Wineries Unlimited 2010

By Posted on Jun 10 2010 | By


Take 1,600 winery employees, 221 industry exhibitors, a host of nationally known winemakers, viniculturalists and marketing mavens, blend them together for four days, and it becomes obvious why the largest east coast winery trade show is called Wineries Unlimited.

Sponsored by Vineyard & Winery Management magazine, the conference successfully completed its thirty-fourth annual extravaganza on March 9-12 in King of Prussia, PA. If you are in the wine industry and did not attend, it’s called: Missed Opportunity.

The theme of this year’s show was Balancing Quality and Costs for Profit. And given the state of the nation’s economy, a more appropriate theme would be hard to conceive.

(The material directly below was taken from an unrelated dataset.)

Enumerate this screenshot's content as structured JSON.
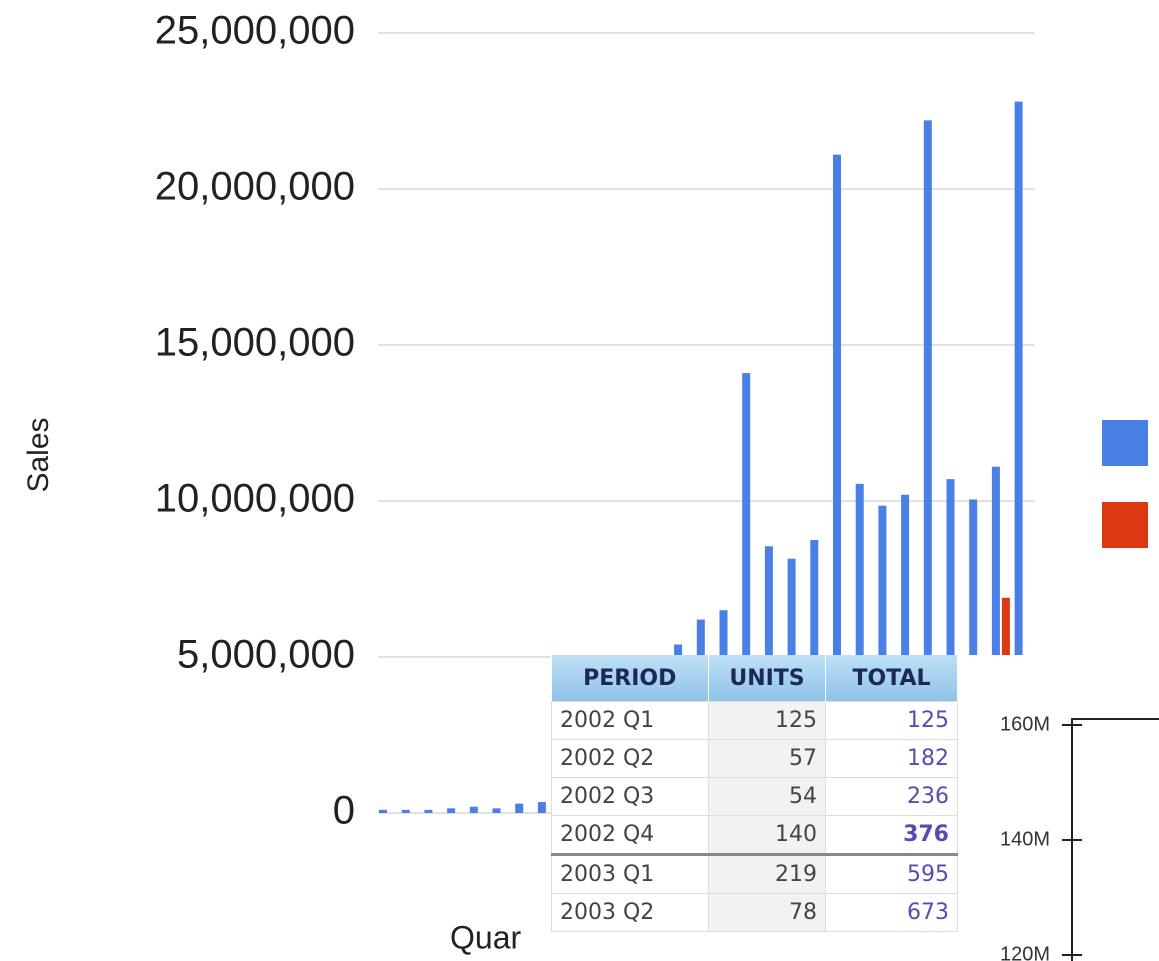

The annual meeting is actually two shows in one. The conference is a four-day cornucopia of seminars covering all aspects of growing, making, and selling wine.

The trade show serves as a counterpoint offering attendees a seemingly endless supply of equipment and services showcased by manufacturers’ reps. Nowhere else can so many wine folks examine so many products from so many vendors. They came. They saw. They purchased.

Perhaps one of the more impressive aspects of the show was the caliber of speakers arrayed before the attendees. Andy Beckstoffer, one of California’s most renown wine grape growers, was both the presenter at the viniculture seminar and keynote luncheon speaker on day two. At the luncheon, he gave an inspiring address saying that East Coast wineries could create an industry equal to that of Napa Valley if they fully commit to quality.

During his seminar session, he highlighted the importance of vineyard site selection, creation of targeted viniculture plans and the commitment to employing dedicated professionals to implement and closely monitor grape growing programs.

The conference theme of balancing quality and costs is one all wineries residing in the Continental climate of the eastern United States must constantly confront.

Unlike California’s mild Mediterranean environment, cold winters, humid summers and the relentless assault of fungi and mildews require serious money to produce quality fruit east of the Mississippi. Skimp on any aspect of wine production and your customers are going to melt away. Nonetheless, costs must be controlled or making a profit becomes an even greater challenge. Think tightrope.

All of the seminars were purpose driven. Experienced growers and winemakers shared strategies on what worked and what didn’t in 2009, focusing on combating fugal diseases, developing canopy management programs, implementing cost cutting cellar practices, employing effective distribution channels and more. This was the enlightened leading the eager to be informed. Attention deficit was not a problem.

One of the more popular seminar series focused on sales and marketing and was attended by standing room only crowds. Led by the marketing powerhouse duo of Paul Wagner, President, Balzac Communications & Marketing—and an instructor at Napa Valley College—and Elizabeth Slater, a marketing savant with extensive experience in the industry, they covered marketing theory, assessment of the current US market and the how-to of developing and implementing a marketing plan for boutique wineries.

Wagner & Slater had obviously worked together in the past given their humorous interaction. Both presenters offered a wealth of ideas on increasing wine sales in three story-filled sessions.

At the close of one session, Wagner emphasized consumers do not want to know about pH, acidity, and residual sugar levels in wine, “Your job is to make us fall in love with wine, not educate us about it,” he said. Slater suggested that, “Instead of pairing wine and food, present the food and let your guests pair it themselves. It’s just as interesting to find out what doesn’t go together as what does.”

Another fascinating observation from Slater was the exploding use of the web site Yelp. Social media is increasingly used by millennials—the population ranging in age from 18 to 30 years old—to critique shopping and dining experiences. She stated one of the first things she does when consulting for a winery is to see what the public is posting on the Internet about the hospitality and wines of a given establishment.

She underscored many wineries have no clue they are being so publicly evaluated in these open forums. The message was clear. Every encounter at a winery can go worldwide with a brief critique followed by a single “send” keystroke.

When not attending seminars, delegates roamed the exhibitor’s hall gathering sales literature and samples from the over the two hundred firms specializing in wine related products. The number of items available was staggering and ranged in size from multi–ton mechanical harvesters to almost weightless corks, and from 1,000-gallon stainless steel tanks to tin capsules. If it could be employed in the growing of grapes or the making wine, you could buy it here.

And many did. A considerable amount of product disappeared off the floor as the show progressed, including purchased oak barrels being wheeled out of the convention hall and onto trucks headed back to wine cellars.

After observing this unusual trade show up close, one is struck by how much time, money and dedication is expended in producing quality wine in the eastern United States. And the commitment is catapulting the East Coast to the top tier of American wine.

Watch out Napa Valley.

Published in the Summer 2010 edition of the Virginia Wine Gazette.